Artista complesso e dal percorso artistico elaborato, Dino Predonzani partì da una poetica legata al Novecento con richiami alla grande tradizione pittorica del passato. Negli anni Quaranta trasferì nelle sue opere il dramma della prigionia vissuto in prima persona al tempo della guerra, successivamente, negli anni Cinquanta, virò al Surrealismo per giungere infine ad espressioni artistiche vicine all’Informale. Il dipinto appartiene alla fase più conosciuta del maestro, quella legata al mondo surrealista. Come la gran parte degli artisti d’avanguardia di Trieste, ebbe la capacità di assorbire i principi del “tonalismo” senza avvicinarsi alle tematiche surrealiste affrontate ad esempio da Salvador Dalì.
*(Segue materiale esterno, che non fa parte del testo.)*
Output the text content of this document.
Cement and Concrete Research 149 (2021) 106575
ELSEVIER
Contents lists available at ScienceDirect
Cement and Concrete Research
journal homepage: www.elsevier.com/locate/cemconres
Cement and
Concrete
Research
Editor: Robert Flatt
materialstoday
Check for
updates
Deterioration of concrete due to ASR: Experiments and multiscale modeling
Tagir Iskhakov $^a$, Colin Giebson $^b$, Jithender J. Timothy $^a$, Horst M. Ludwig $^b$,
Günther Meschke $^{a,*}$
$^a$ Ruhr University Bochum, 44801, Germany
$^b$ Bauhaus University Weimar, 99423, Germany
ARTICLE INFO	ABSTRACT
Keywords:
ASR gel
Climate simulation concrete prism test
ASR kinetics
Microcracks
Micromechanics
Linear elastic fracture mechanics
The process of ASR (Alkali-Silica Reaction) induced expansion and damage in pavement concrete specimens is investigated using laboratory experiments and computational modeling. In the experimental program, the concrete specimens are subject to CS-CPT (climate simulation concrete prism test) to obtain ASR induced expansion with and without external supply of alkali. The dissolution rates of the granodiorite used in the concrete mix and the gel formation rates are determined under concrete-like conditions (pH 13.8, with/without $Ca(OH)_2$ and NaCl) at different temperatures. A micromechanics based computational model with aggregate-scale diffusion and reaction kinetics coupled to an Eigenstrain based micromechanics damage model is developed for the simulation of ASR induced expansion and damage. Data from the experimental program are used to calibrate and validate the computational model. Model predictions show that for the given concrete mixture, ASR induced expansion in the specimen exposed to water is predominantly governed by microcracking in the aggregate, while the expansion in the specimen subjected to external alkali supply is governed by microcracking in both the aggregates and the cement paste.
Dal punto di vista iconografico il suo è un mondo di vegetanti osteologie compiute sotto “uno svaporare di nubi schiumanti e agglomerate, tra un cielo di smalto e un piano di fuga che attira lo sguardo all’infinito” (Gioseffi, 1953, p. 24). Raffinato disegnatore e colorista venne invitato dal prof. Ambrosino a partecipare all’Esposizione nazionale di pittura italiana contemporanea.
Benché il regolamento prevedesse che l’opera dovesse giungere presso l’Università degli Studi di Trieste il giorno 10 ottobre, come documentato dal fitto carteggio conservato presso l’Archivio Storico dell’Università, il pittore chiese di posticipare per due volte la consegna dell’opera. Del 9 ottobre 1953 è una lettera inviata all’attenzione dell’Ufficio Iniziative Culturali dell’Università degli Studi di Trieste nella quale il pittore chiede, essendo egli un artista triestino e residente in città, di rinviare la consegna a fine ottobre in quanto il dipinto risultava mancante della cornice. Da una lettera datata 17 ottobre apprendiamo che la richiesta venne accolta.
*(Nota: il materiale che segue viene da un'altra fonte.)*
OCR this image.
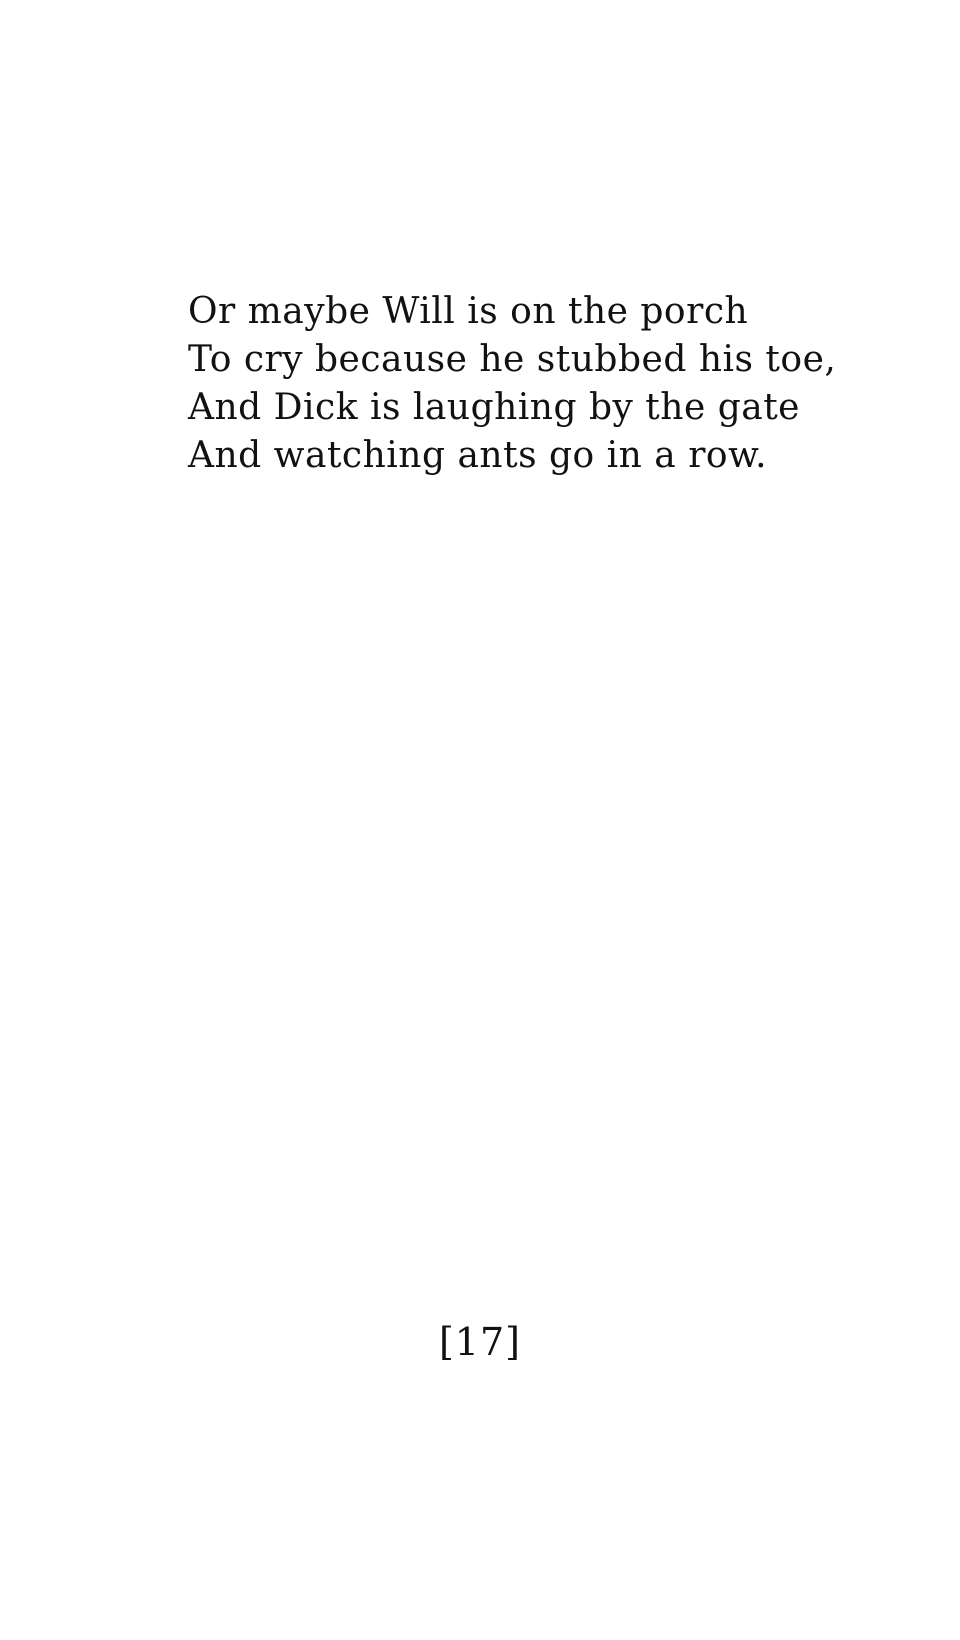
Or maybe Will is on the porch
To cry because he stubbed his toe,
And Dick is laughing by the gate
And watching ants go in a row.
[17]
Dallo scritto si evincono anche altre notizie importanti: le misure della tela (145x110) nonché la promessa di accludere alla missiva anche una riproduzione fotografica dell’opera. In seguito ai “fatti del ‘53” Predonzani inviò un biglietto di scuse all’Ufficio Iniziative Culturali per il protrarsi della consegna della tela.
Durante l’Esposizione molte furono le recensioni dedicate all’opera. In questa sede ricordiamo le parole di Aurelia Gruber Benco: “irto nella sua tematica longitudinale di cuspidi fredde, nel freddo, diviso e luminoso colore, sta la “Cattedrale distrutta” di Dino Predonzani che in un surrealismo esasperato – dove il disegno tende ad essenzializzarsi in punto e linea, e ogni corpo in puro, levigato osso – rivive un clima e quindi una tradizione profondamente nostri. Clima di vento turbinante fra le roccie [sic] porose che si fa clima di cultura di un Nathan, in uno Slataper, in un Benco. È il clima di una nostra aristocrazia spirituale di gelose esigenze e di massimo impegno che Predonzani è chiamato a trasferire nell’oggi, sempreché il punto e la linea non lo facciano prigioniero della superficie assolutamente bianca che, per certe desolate strade, è ancora pittura” (A. Gruber Benco, 1953, p. 10). Il gusto del pubblico, documentato dall’Istituto di Statistica dell’Università e poi pubblicato sul Bollettino della Doxa sconvolse totalmente il giudizio della critica segnalando l’opera di Predonzani come la seconda opera più gradevole dopo Il volto di Leonor Fini.